This course is a survey of theoretical models and algorithms for decision-making at scale. Such models have become vital to the modern algorithmic toolkit, with wide-ranging applications to platforms for social choice, interpersonal interactions, sharing economy, and crowdsourcing. We will view these problems through the lens of Theoretical Computer Science. Settings considered include:
- Decision-making under Uncertainty: We will study classic models for making decisions in the face of uncertainty about the future, and how they apply to modern large-scale platforms.
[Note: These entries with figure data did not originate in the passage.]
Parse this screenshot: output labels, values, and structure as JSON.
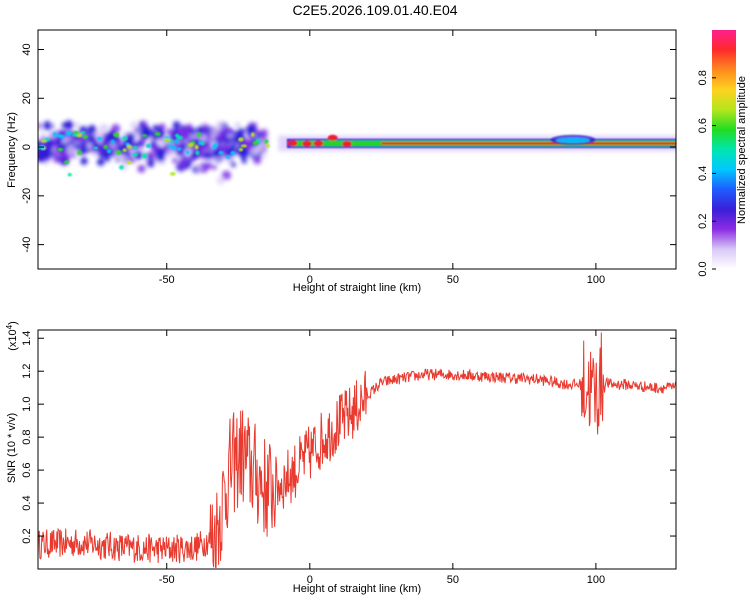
{
  "figure_title": "C2E5.2026.109.01.40.E04",
  "colors": {
    "snr_line": "#e83a2f",
    "ridge_red": "#e8242d",
    "ridge_green": "#22dd22",
    "scatter_blue": "#2b1fd8",
    "scatter_violet": "#7a2de6",
    "halo_lavender": "#d9c8f7"
  },
  "chart_data": [
    {
      "type": "heatmap",
      "title": "",
      "xlabel": "Height of straight line (km)",
      "ylabel": "Frequency (Hz)",
      "xlim": [
        -95,
        128
      ],
      "ylim": [
        -50,
        48
      ],
      "x_ticks": [
        -50,
        0,
        50,
        100
      ],
      "x_tick_labels": [
        "-50",
        "0",
        "50",
        "100"
      ],
      "y_ticks": [
        -40,
        -20,
        0,
        20,
        40
      ],
      "y_tick_labels": [
        "-40",
        "-20",
        "0",
        "20",
        "40"
      ],
      "colorbar": {
        "label": "Normalized spectral amplitude",
        "range": [
          0,
          1
        ],
        "ticks": [
          0,
          0.2,
          0.4,
          0.6,
          0.8
        ],
        "tick_labels": [
          "0.0",
          "0.2",
          "0.4",
          "0.6",
          "0.8"
        ],
        "colormap": [
          "#ffffff",
          "#d9c8f7",
          "#8a2be2",
          "#3a1fd8",
          "#1e5cff",
          "#00c8ff",
          "#00e6b0",
          "#22dd22",
          "#b5e61d",
          "#ffd21f",
          "#ff8a1f",
          "#ff2a2a",
          "#ff1f8f"
        ]
      },
      "features": {
        "ridge_frequency_hz": 1.5,
        "ridge_start_km": -8,
        "scatter_region_km": [
          -95,
          -20
        ],
        "scatter_frequency_range_hz": [
          -16,
          9
        ]
      }
    },
    {
      "type": "line",
      "title": "",
      "xlabel": "Height of straight line (km)",
      "ylabel": "SNR (10 * v/v)",
      "y_scale_label": "(x10^4)",
      "y_scale_base": "(x10",
      "y_scale_exponent": "4",
      "y_scale_close": ")",
      "xlim": [
        -95,
        128
      ],
      "ylim": [
        0,
        1.45
      ],
      "x_ticks": [
        -50,
        0,
        50,
        100
      ],
      "x_tick_labels": [
        "-50",
        "0",
        "50",
        "100"
      ],
      "y_ticks": [
        0.2,
        0.4,
        0.6,
        0.8,
        1.0,
        1.2,
        1.4
      ],
      "y_tick_labels": [
        "0.2",
        "0.4",
        "0.6",
        "0.8",
        "1.0",
        "1.2",
        "1.4"
      ],
      "series": [
        {
          "name": "SNR",
          "x": [
            -95,
            -80,
            -65,
            -50,
            -40,
            -33,
            -28,
            -24,
            -20,
            -15,
            -10,
            -5,
            0,
            5,
            10,
            15,
            20,
            25,
            30,
            40,
            50,
            60,
            70,
            80,
            90,
            95,
            98,
            100,
            102,
            105,
            110,
            120,
            128
          ],
          "values": [
            0.15,
            0.16,
            0.13,
            0.12,
            0.13,
            0.2,
            0.6,
            0.7,
            0.6,
            0.48,
            0.52,
            0.6,
            0.7,
            0.8,
            0.88,
            0.95,
            1.05,
            1.13,
            1.15,
            1.18,
            1.18,
            1.17,
            1.16,
            1.15,
            1.12,
            1.12,
            1.1,
            1.05,
            1.15,
            1.12,
            1.12,
            1.1,
            1.1
          ]
        }
      ]
    }
  ]
}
We will study stochastic optimization, online algorithms, and regret minimization.
- Fairness and Collective Decisions: We will study desiderata for making decisions in a population via preference aggregation, as well as models for partitioning resources based on preferences. We with focus on utility maximization, truthfulness, and fairness. In contexts where satisfying multiple desiderata is impossible, we will study approximation techniques.
- Decisions and Networks: This is widely studied as non-cooperative game theory. We will analyze the convergence of basic dynamics such as no-regret. Decentralized decision making of humans cannot be studied without an understanding of how people influence each other. We will study classic models for opinion dynamics and spread of influence, and how these are impacted by the social network.
Several of the lectures will touch upon topics from beyond Computer Science, notably from Economics, Operations Research, and Sociology. Though the course is theoretical in nature, almost all problems considered have significant practical motivation which will also be highlighted.